6 September 2018
Author: The Future Laboratory
In terms of the state versus technology, I think it’s going to be fascinating to watch over the next 10–20 years as you see Millennials reach candidate age for the first time, not to mention Generation Z, who are very politically active, engaged and left-leaning. We’re going to see a radical shift in politics. Because when you look at the rise of Big Tech’s influence in the past 10 years, and its dominance of the government, a lot of that has to do, I think, with a generational issue – a basic lack of technological literacy. That came to the fore in the Cambridge Analytica investigation. Those in government have simply not been familiar with the implications of these companies and their technologies, or allowing them access to contracts and data sets.
I don’t think these companies are evil, they’re just driven towards profit without thinking about the ethical consequences. What I like is that in recent years more and more think tanks have been taking a critical look at the nuances of how devices are designed and raising awareness about how they should be changed. For example, why is IBM’s Watson – ‘the expert’ – a man and why are Alexa and Siri, who perform more menial roles, by default, women? All of these things are important to examine as this group take a bigger civic influence. This is one small detail, but it arguably normalises a lot of sexism. But, essentially, I’m not sure that any of these companies see what they’re doing as bad, or scenario-planned any negative consequences for the technologies they’re creating.

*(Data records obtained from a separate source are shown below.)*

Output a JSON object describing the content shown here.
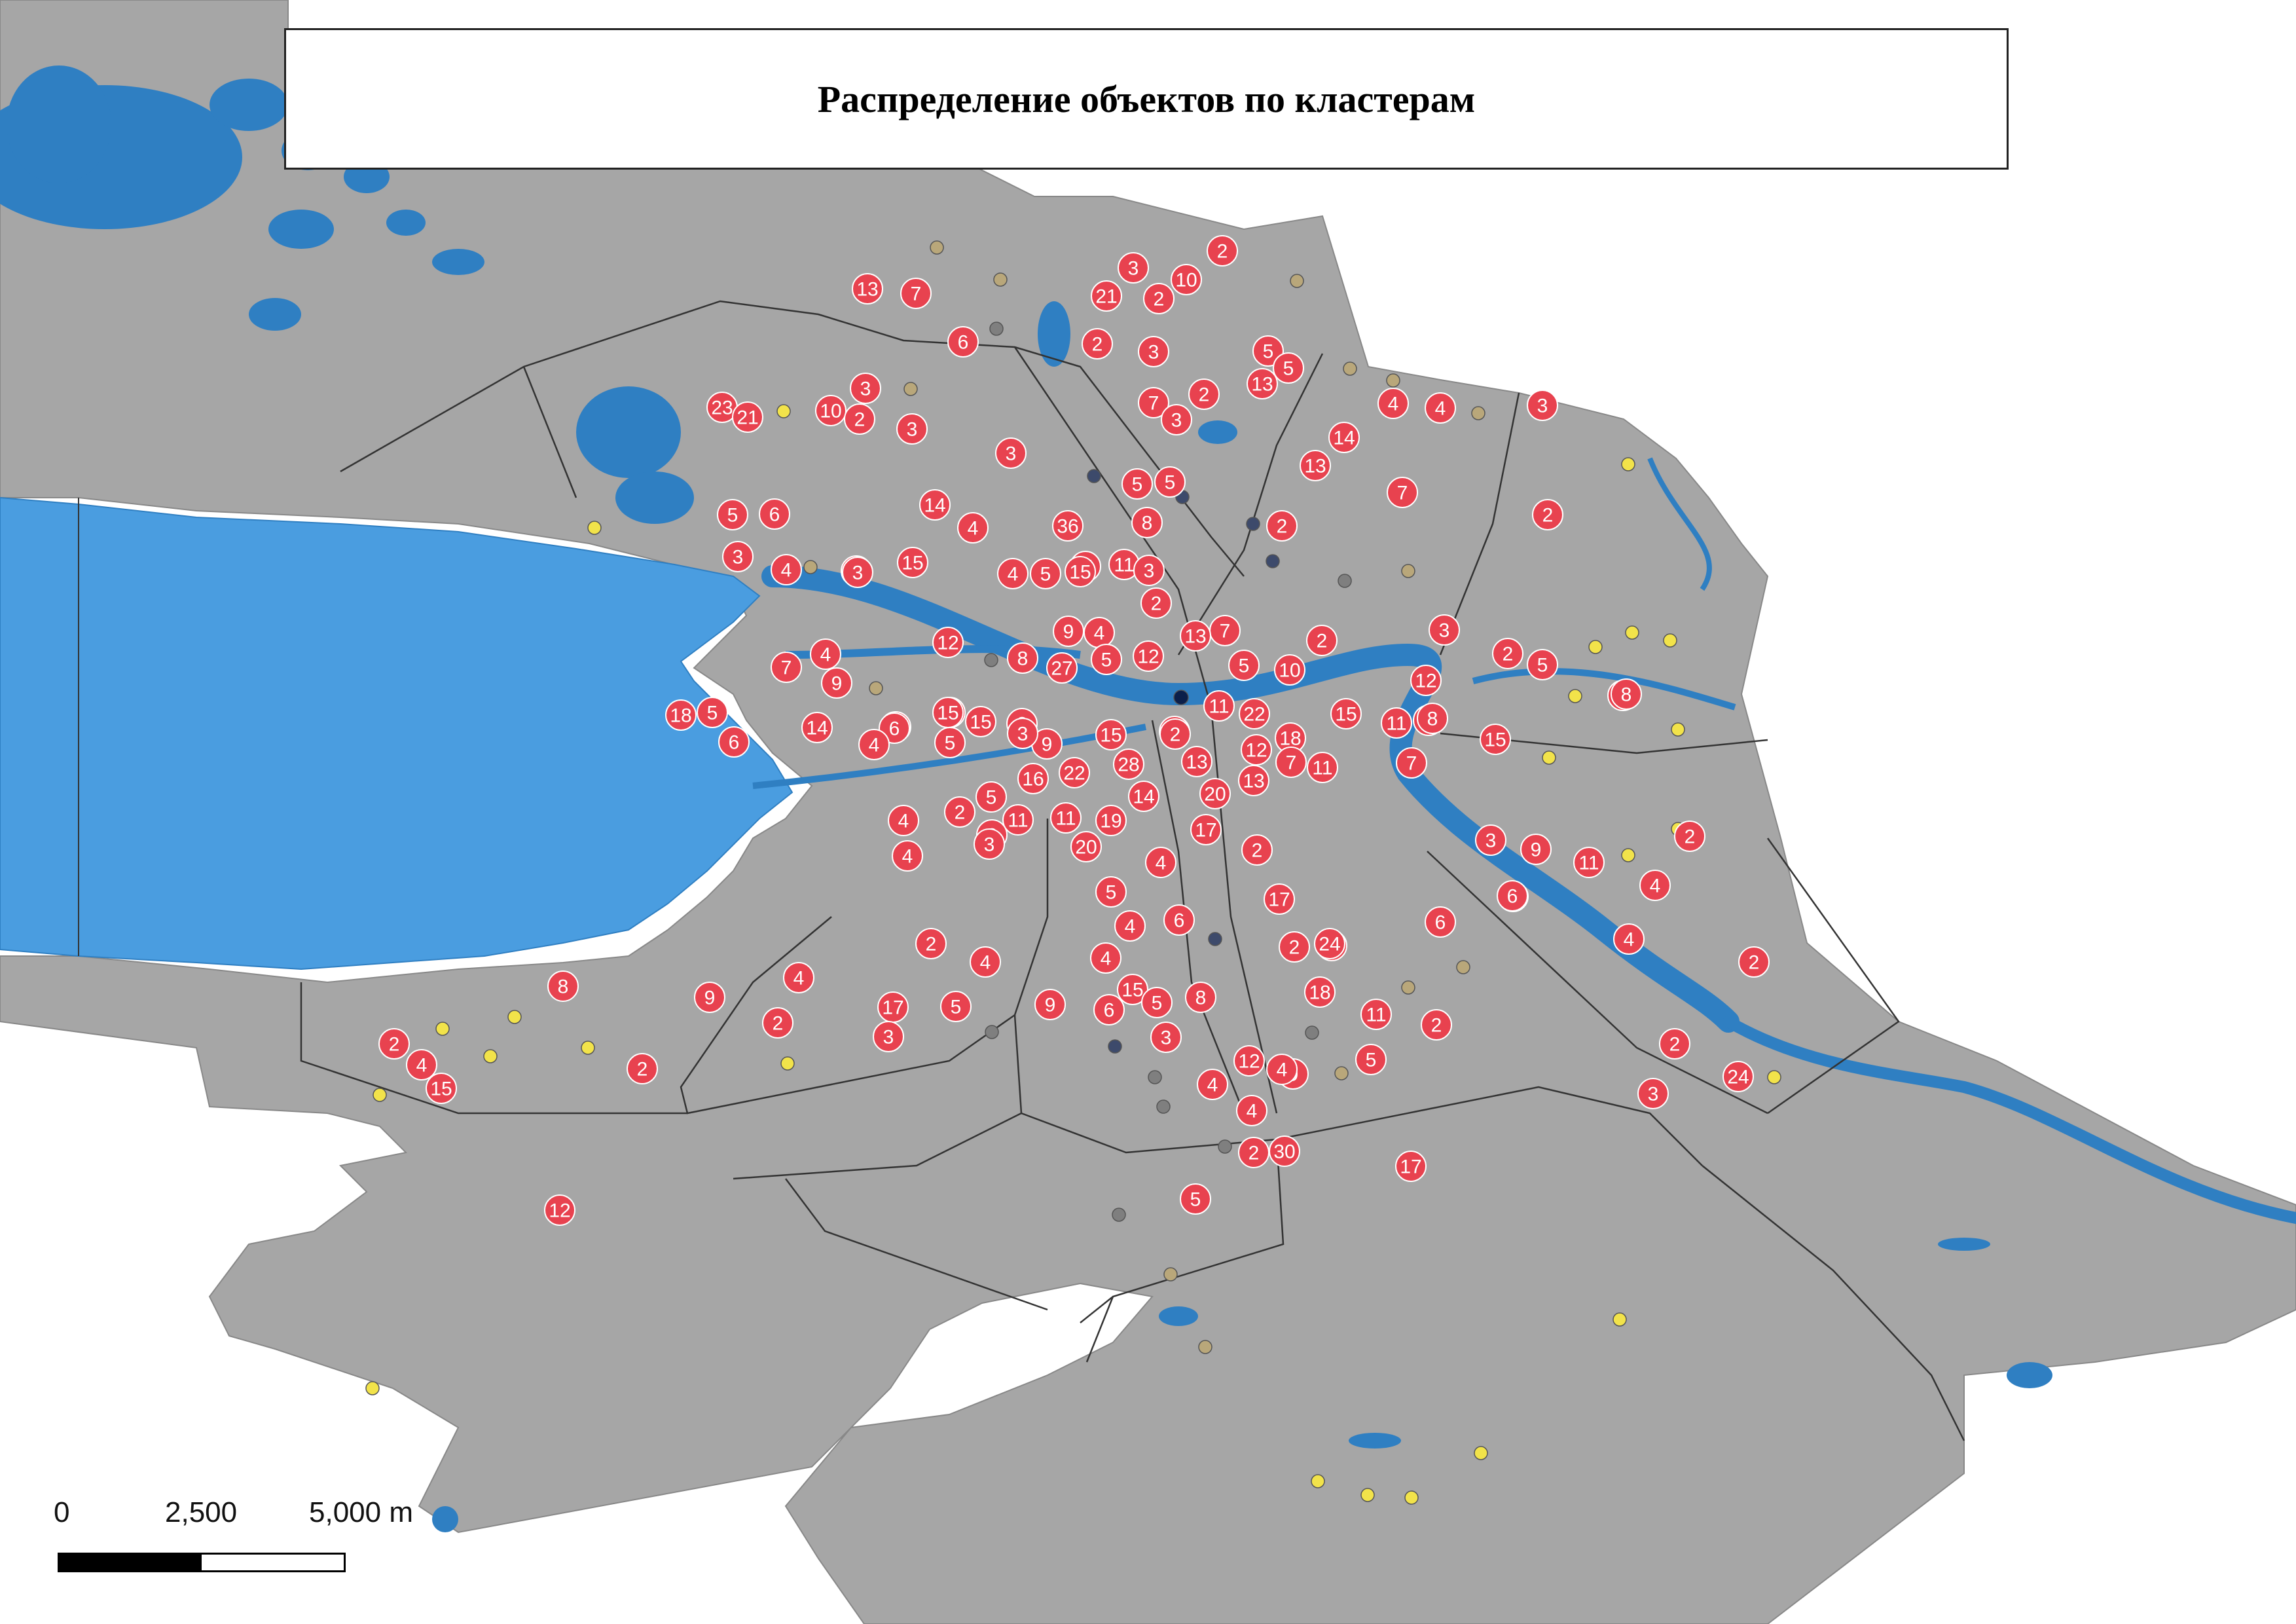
{
  "title": "Распределение объектов по кластерам",
  "scale_bar": {
    "labels": [
      "0",
      "2,500",
      "5,000 m"
    ]
  },
  "colors": {
    "sea": "#4a9de0",
    "water": "#2f7fc2",
    "land": "#a6a6a6",
    "boundary": "#333333",
    "cluster_marker": "#e8424f",
    "point_yellow": "#f2e34a",
    "point_tan": "#b9a77a",
    "point_gray": "#7f7f7f",
    "point_navy": "#3d4a6b",
    "point_dark_navy": "#0b1f4a"
  },
  "clusters": [
    13,
    7,
    3,
    10,
    2,
    21,
    2,
    6,
    2,
    3,
    5,
    5,
    13,
    23,
    21,
    10,
    3,
    2,
    3,
    7,
    2,
    3,
    4,
    4,
    3,
    3,
    14,
    13,
    5,
    5,
    6,
    14,
    36,
    4,
    8,
    2,
    5,
    3,
    7,
    2,
    4,
    4,
    15,
    4,
    11,
    5,
    11,
    3,
    2,
    3,
    15,
    7,
    12,
    9,
    4,
    13,
    3,
    7,
    4,
    2,
    5,
    8,
    27,
    5,
    12,
    10,
    5,
    9,
    12,
    2,
    5,
    8,
    18,
    5,
    11,
    22,
    14,
    14,
    8,
    15,
    3,
    15,
    15,
    2,
    18,
    6,
    11,
    8,
    15,
    2,
    4,
    5,
    9,
    7,
    15,
    12,
    6,
    3,
    13,
    2,
    16,
    22,
    28,
    7,
    11,
    20,
    13,
    5,
    4,
    14,
    2,
    11,
    11,
    19,
    3,
    17,
    20,
    2,
    4,
    3,
    9,
    11,
    2,
    4,
    5,
    4,
    2,
    13,
    6,
    17,
    6,
    4,
    5,
    4,
    2,
    2,
    4,
    4,
    24,
    4,
    2,
    6,
    8,
    9,
    6,
    18,
    11,
    15,
    5,
    8,
    17,
    2,
    9,
    5,
    2,
    3,
    12,
    9,
    4,
    3,
    4,
    5,
    4,
    2,
    3,
    24,
    12,
    15,
    2,
    17,
    2,
    5,
    2,
    4,
    30
  ]
}
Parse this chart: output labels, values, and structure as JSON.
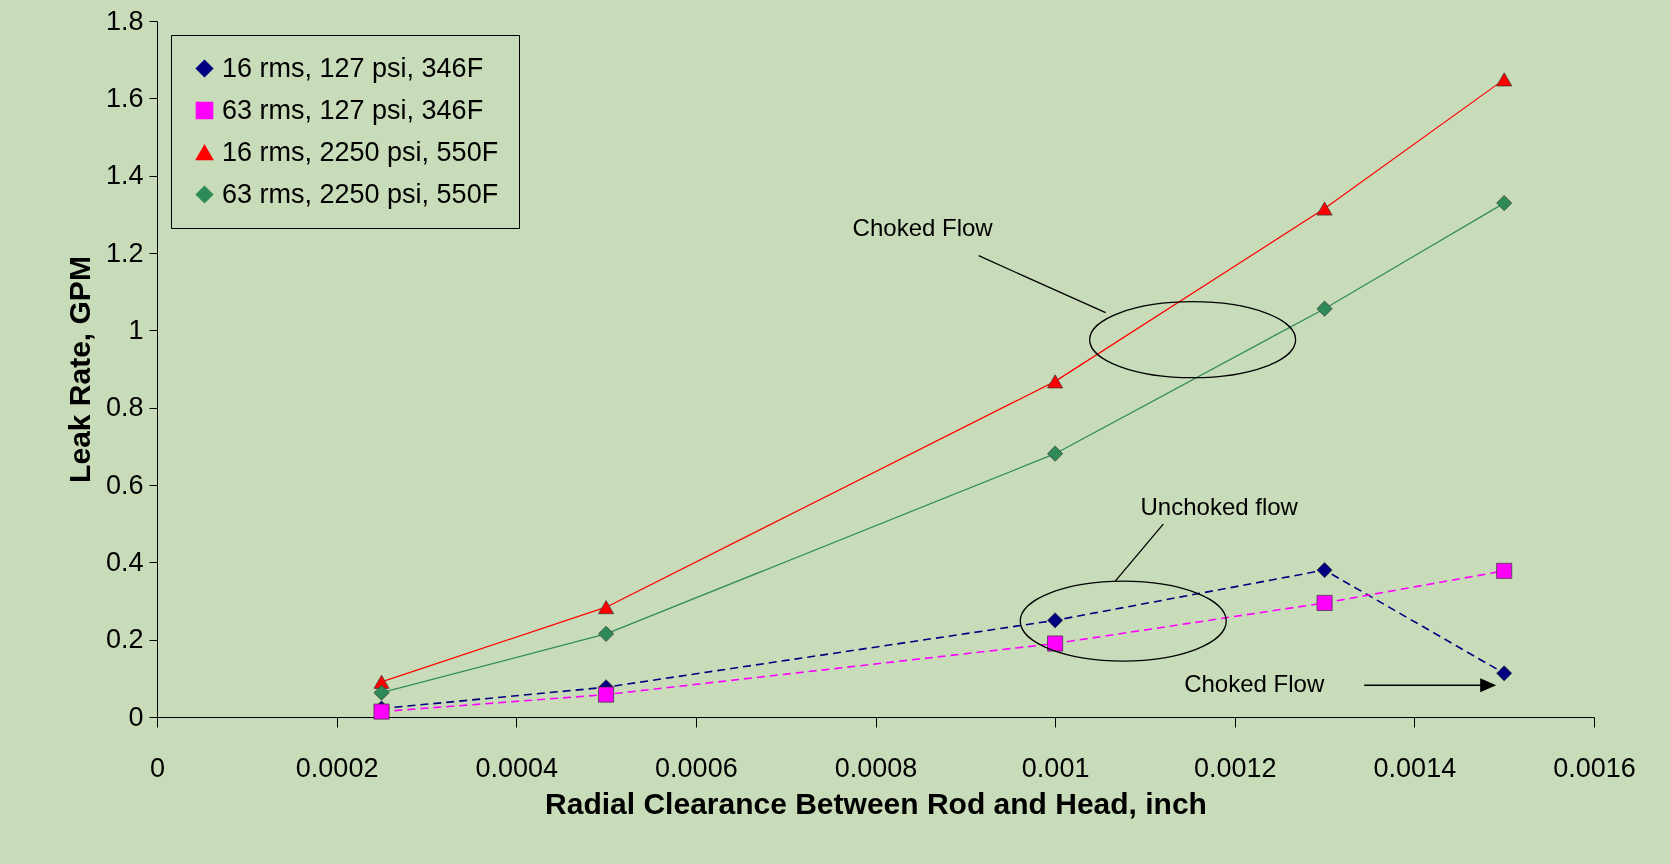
{
  "chart_data": {
    "type": "line",
    "xlabel": "Radial Clearance Between Rod and Head, inch",
    "ylabel": "Leak Rate, GPM",
    "x": [
      0.00025,
      0.0005,
      0.001,
      0.0013,
      0.0015
    ],
    "series": [
      {
        "name": "16 rms, 127 psi, 346F",
        "color": "#000080",
        "marker": "diamond",
        "line_style": "dashed",
        "values": [
          0.022,
          0.077,
          0.25,
          0.38,
          0.113
        ]
      },
      {
        "name": "63 rms, 127 psi, 346F",
        "color": "#ff00ff",
        "marker": "square",
        "line_style": "dashed",
        "values": [
          0.014,
          0.058,
          0.19,
          0.295,
          0.378
        ]
      },
      {
        "name": "16 rms, 2250 psi, 550F",
        "color": "#ff0000",
        "marker": "triangle",
        "line_style": "solid",
        "values": [
          0.091,
          0.284,
          0.868,
          1.315,
          1.649
        ]
      },
      {
        "name": "63 rms, 2250 psi, 550F",
        "color": "#2e8b57",
        "marker": "diamond",
        "line_style": "solid",
        "values": [
          0.063,
          0.215,
          0.681,
          1.056,
          1.329
        ]
      }
    ],
    "xlim": [
      0,
      0.0016
    ],
    "xticks": [
      0,
      0.0002,
      0.0004,
      0.0006,
      0.0008,
      0.001,
      0.0012,
      0.0014,
      0.0016
    ],
    "ylim": [
      0,
      1.8
    ],
    "yticks": [
      0,
      0.2,
      0.4,
      0.6,
      0.8,
      1,
      1.2,
      1.4,
      1.6,
      1.8
    ],
    "grid": false,
    "legend": "top left",
    "annotations": [
      "Choked Flow",
      "Unchoked flow",
      "Choked Flow"
    ]
  }
}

The government people that I spoke to had much more humility. They admitted that: ‘Yes, the government's slow. Yes, it's frustrating.’ But they also pointed out some valid issues with Big Tech replacing the state. One of the things that rang true to me was how brands such as Uber and Airbnb claim to make travel accessible, but that’s only really true for the middle class. The government is most critical when it comes to people in the far reaches of society, and even though these companies use economies of scale to make such services cheaper, they’re still not 100% solutions in most cases.